I was doing this problem:
A body of mass m was slowly hauled
up the hill by a force $F$ which at
each point was directed along a tangent to the
trajectory. Find the work performed by this
force, if height of the hill is $H$, the length of it's base is $L$ and the coefficient of the friction is $K$.

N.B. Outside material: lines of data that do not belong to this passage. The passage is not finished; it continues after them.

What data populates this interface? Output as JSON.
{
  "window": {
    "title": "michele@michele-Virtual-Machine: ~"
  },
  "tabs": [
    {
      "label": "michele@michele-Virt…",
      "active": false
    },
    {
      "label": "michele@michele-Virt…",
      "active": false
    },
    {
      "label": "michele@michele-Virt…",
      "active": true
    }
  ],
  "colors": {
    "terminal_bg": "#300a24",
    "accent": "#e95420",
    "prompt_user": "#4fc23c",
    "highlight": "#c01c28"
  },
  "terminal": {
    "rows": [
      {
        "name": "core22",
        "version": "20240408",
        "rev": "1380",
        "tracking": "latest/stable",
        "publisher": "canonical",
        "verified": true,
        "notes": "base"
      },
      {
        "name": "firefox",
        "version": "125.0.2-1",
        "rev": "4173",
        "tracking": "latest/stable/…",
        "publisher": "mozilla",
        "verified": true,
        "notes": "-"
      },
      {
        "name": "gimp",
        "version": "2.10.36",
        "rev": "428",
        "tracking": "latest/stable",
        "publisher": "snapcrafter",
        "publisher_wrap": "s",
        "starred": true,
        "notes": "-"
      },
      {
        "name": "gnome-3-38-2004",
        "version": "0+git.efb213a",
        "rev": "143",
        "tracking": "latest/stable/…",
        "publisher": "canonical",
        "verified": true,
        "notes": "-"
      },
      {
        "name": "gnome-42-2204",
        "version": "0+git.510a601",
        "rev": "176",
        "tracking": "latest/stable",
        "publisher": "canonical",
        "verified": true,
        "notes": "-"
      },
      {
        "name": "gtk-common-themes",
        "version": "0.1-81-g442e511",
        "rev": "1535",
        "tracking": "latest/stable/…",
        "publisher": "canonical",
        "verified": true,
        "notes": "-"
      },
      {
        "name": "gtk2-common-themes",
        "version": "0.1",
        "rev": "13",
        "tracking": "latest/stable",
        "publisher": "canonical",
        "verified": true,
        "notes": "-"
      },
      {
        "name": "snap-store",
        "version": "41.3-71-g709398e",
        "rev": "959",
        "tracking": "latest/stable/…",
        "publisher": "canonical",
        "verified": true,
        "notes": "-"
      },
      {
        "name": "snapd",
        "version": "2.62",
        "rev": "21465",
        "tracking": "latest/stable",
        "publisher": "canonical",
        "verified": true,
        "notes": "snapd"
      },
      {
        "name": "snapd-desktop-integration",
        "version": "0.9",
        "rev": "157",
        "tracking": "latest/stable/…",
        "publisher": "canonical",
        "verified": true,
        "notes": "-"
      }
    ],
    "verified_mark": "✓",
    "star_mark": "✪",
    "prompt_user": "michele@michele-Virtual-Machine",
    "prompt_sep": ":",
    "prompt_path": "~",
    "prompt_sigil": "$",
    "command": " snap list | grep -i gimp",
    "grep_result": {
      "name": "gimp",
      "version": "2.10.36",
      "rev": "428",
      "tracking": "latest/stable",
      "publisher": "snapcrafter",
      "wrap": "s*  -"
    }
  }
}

I started with summing up all forces that acts on the object
$$\sum{F_{total} = F -mg\sin\theta – Kmg\cos\theta = F – mg(\sin\theta +K\cos\theta) = ma}$$
then
$$dW = \sum{F_{total} \cdot \mathrm ds =[F – mg(sin\theta +K\cos\theta)}]\cdot\mathrm ds \tag{**}$$
then I assumed the height of the hill depends on the length of the base, so I wrote $f(x)=h$, $ $ $f(L)=H $ and $f(0) = 0$
then I wrote $$ \cos\theta =\frac{1}{\sqrt{1+(f^{'}(x))^2}},\qquad \sin\theta = \frac{f^{'}(x)}{\sqrt{1+(f^{'}(x))^2}}, \qquad ds = \sqrt{1+(f^{'}(x))^2}\,\mathrm dx$$
I plugged those into the $(**)$ equation and got this:
$$
dW=\big[F-mg(f^{'}(x) +K)\big]dx \\
W=\int_0^{L}\big[F-mg(f^{'}(x) +K)\big]dx \\
W=\int_0^{L}Fdx – mg\int_0^{L}(f^{'}(x)+K)dx\\
W=\int_0^{L}Fdx -mg(H+KL)
$$
So I am stuck here trying to find what $F$ is…
Edit:
I think I did it, so here it is :
$$ W=\int_0^{L}\sum{F}=\int_0^{L}F\,\mathrm dx -mg(H+KL)\\
\int_0^{L}ma\,\mathrm dx=\int_0^{L}F\,\mathrm dx -mg(H+KL)\\
W_F=\int_0^{L}F\,\mathrm dx=maL +mg(H+KL)\\$$
Answer: $W_F=maL +mg(H+KL)$
I guess this is for general case because in my textbook answer was $W_F=mg(H+KL)$ so, I suspect $ a = 0$ in this case, but why acceleration is $0$?
Best Answer
The applied force does work on the body. This work can achieve three things here : (i) it can overcome friction ($mgKL$), (ii) it can increase the gravitational potential energy of the body ($mgH$), and (iii) it can increase the kinetic energy of the body ($maL$). The problem states that the body is "slowly hauled" which implies that there is no increase in its kinetic energy, which means there is no acceleration ($a=0$). The force varies so as to ensure that there is no acceleration.
If the applied force is constant there may in fact be acceleration on some parts of a non-linear trajectory, but then there is deceleration on others. The body ends with the same slow speed (and kinetic energy) as it started, so there is no acceleration.